Opinion

Kill them with kindness seems to be the latest approach taken by LIRR President Helena Williams after a nostalgic recital of how wonderful Ms. Williams and the LIRR feel about our small town, its residents and our local businesses. This was the tenor of the article "LIRR Defends 3rd Track Plan" that appeared in local newspapers.

After showering us with bouquets of good will and massaging our sensibilities with an easy geniality, the article was striking in its omissions. After years of LIRR neglect, laxity and indolence, flattery will not change minds or hearts. Behind the facade of friendliness an army of demolitionists are posed to take the village by storm.

This may sound like a harsh and cynical assessment, but in light of recent history, it is easy to lampoon the heartwarming "we are the world" rhetoric that is now being voiced in our local newspapers by the proponents of the third track. I am by no means questioning Ms. Williams' desire (who unhappily for her, parachuted into this tempest long after it started) to avoid convulsing the communities along the Main Line corridor as much as possible. But the fact is, it's just not possible. The magnitude of the project lends itself to indiscriminateness and there is no doubt that if this project has legs, holocausts of havoc will plague our commercial zones, with construction promiscuously infringing on traffic and parking causing, at key locations, a general upheaval.

Meanwhile, the LIRR has apparently abandoned the reverse commute as the casus belli for the track expansion and apparently now maintains that this $1.3 billion project is necessary to bypass the trains that breakdown so that the other tracks remain open for ongoing train traffic, an about-face that has recklessly ensnared them into a web of deceit.

In addition, Ms. Williams argues that the LIRR must plan for a future that by some estimates will bring one million more residents to the New York metropolitan area. The population on Long Island grew by 189,000 from 1980 to 2006, which is reason to be skeptical that it could grow five times this number by 2030. Train ridership (not as a percentage, but in sheer numbers) has grown marginally in that same period. In fact, ridership peaked in 1949 when the population on Long Island was less than 950,000. Today, the population is about 2.8 million, more than two-and-a-half times greater than it was during the peak ridership year. Clearly, today many more people are working regionally and are opting to commute by car irrespective of emissions, traffic and congestion.

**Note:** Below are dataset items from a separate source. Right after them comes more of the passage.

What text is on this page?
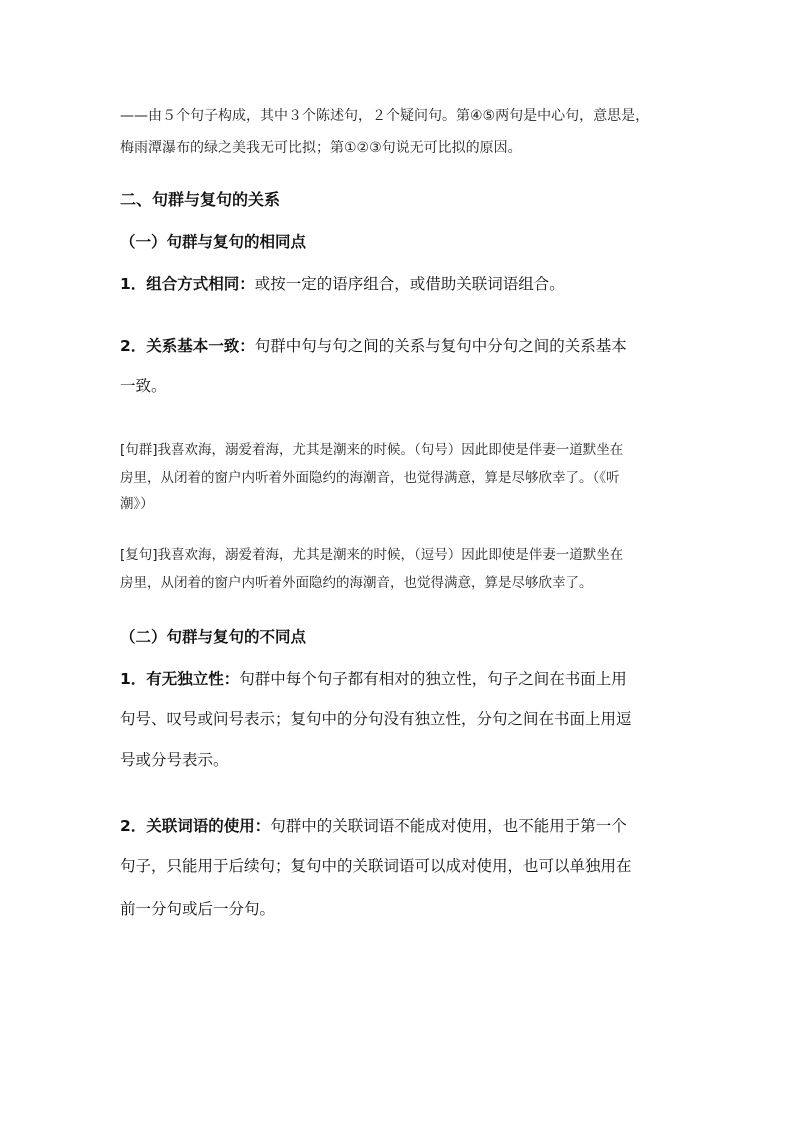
——由５个句子构成，其中３个陈述句，２个疑问句。第④⑤两句是中心句，意思是，
梅雨潭瀑布的绿之美我无可比拟；第①②③句说无可比拟的原因。
二、句群与复句的关系
（一）句群与复句的相同点
1．组合方式相同：或按一定的语序组合，或借助关联词语组合。
2．关系基本一致：句群中句与句之间的关系与复句中分句之间的关系基本
一致。
[句群]我喜欢海，溺爱着海，尤其是潮来的时候。（句号）因此即使是伴妻一道默坐在
房里，从闭着的窗户内听着外面隐约的海潮音，也觉得满意，算是尽够欣幸了。（《听
潮》）
[复句]我喜欢海，溺爱着海，尤其是潮来的时候，（逗号）因此即使是伴妻一道默坐在
房里，从闭着的窗户内听着外面隐约的海潮音，也觉得满意，算是尽够欣幸了。
（二）句群与复句的不同点
1．有无独立性：句群中每个句子都有相对的独立性，句子之间在书面上用
句号、叹号或问号表示；复句中的分句没有独立性，分句之间在书面上用逗
号或分号表示。
2．关联词语的使用：句群中的关联词语不能成对使用，也不能用于第一个
句子，只能用于后续句；复句中的关联词语可以成对使用，也可以单独用在
前一分句或后一分句。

In terms of actual construction, it is indeed hard to understand why the third track has to be built in Floral Park at all since at South Tyson (where the third track is supposed to end) the trains will switch onto a single track going through Floral Park. Why can't they switch onto a single track further east? The East Side Access Project, which is being rightly trumpeted as critical for future transportation needs, will connect the railroad to the east side of Manhattan via Grand Central and would begin, I surmise, west of Woodside. I say surmise because the only way we can take the guesses out of the equation is by wrestling the Draft Environmental Statement from the clutches of the LIRR/FTA, who are not letting it go.

With the reverse commute explanation seemingly being disavowed by the same LIRR that gave it life, many questions arise that can only be cleared up when either the LIRR or the FTA furnish us with a copy of the DEIS. Instead of sharing this information, the LIRR chose instead to lob another stink bomb into an environment where pure oxygen is already in meager supply. A veil of secrecy has been drawn around this document with the poor excuse that they are reviewing it for mistakes or inadvertent errors.

Obviously, this explanation does nothing to pass the smell test. There is no law, rule or regulation prohibiting the release of this document to the public at this time. I would suggest that the real motivation for the LIRR not releasing this document is simply a continuation of the strategy employed since the scoping hearings nearly three years ago, to wit: give as few details or specifics about the project so that meaningful evaluation can be avoided at all costs.

The LIRR's present schedule calls for FTA approval of the DEIS by this May with public hearings to follow almost immediately thereafter during the summer months. The timing of these hearings and the delayed release of this document are clearly designed to limit input and public participation in the process. Forthrightness and not flight is what we want from the LIRR and we will demand nothing less. Floral Park views the LIRR's fancy footwork in the same way heavyweight champion Joe Louis saw his speedy challenger Billy Conn: He can run but he can't hide said the Brown Bomber.

Ms. Williams concluded her article by professing how much the LIRR "cares" about Floral Park and is "working hard to be a good neighbor." Unfortunately, this is not the time for the LIRR to be patronizing or to profess false hopes about not wanting to disrupt our village. What is needed at this critical time is candor and transparency.

Finally, I will be celebrating the 175th anniversary of the Long Island Rail Road that Ms. Williams notes in her article. The railroad was good for the United States and it was good for Floral Park. I never harbored any doubts that modern transportation made the modern world. That's the way I feel and the way Floral Park feels. I've never heard anyone say we should raze the railroad or even subtract one of the four tracks that traverse this village. What we are saying is we want to see the DEIS. Actions speak louder than words. The LIRR must release its draft environmental impact statement now!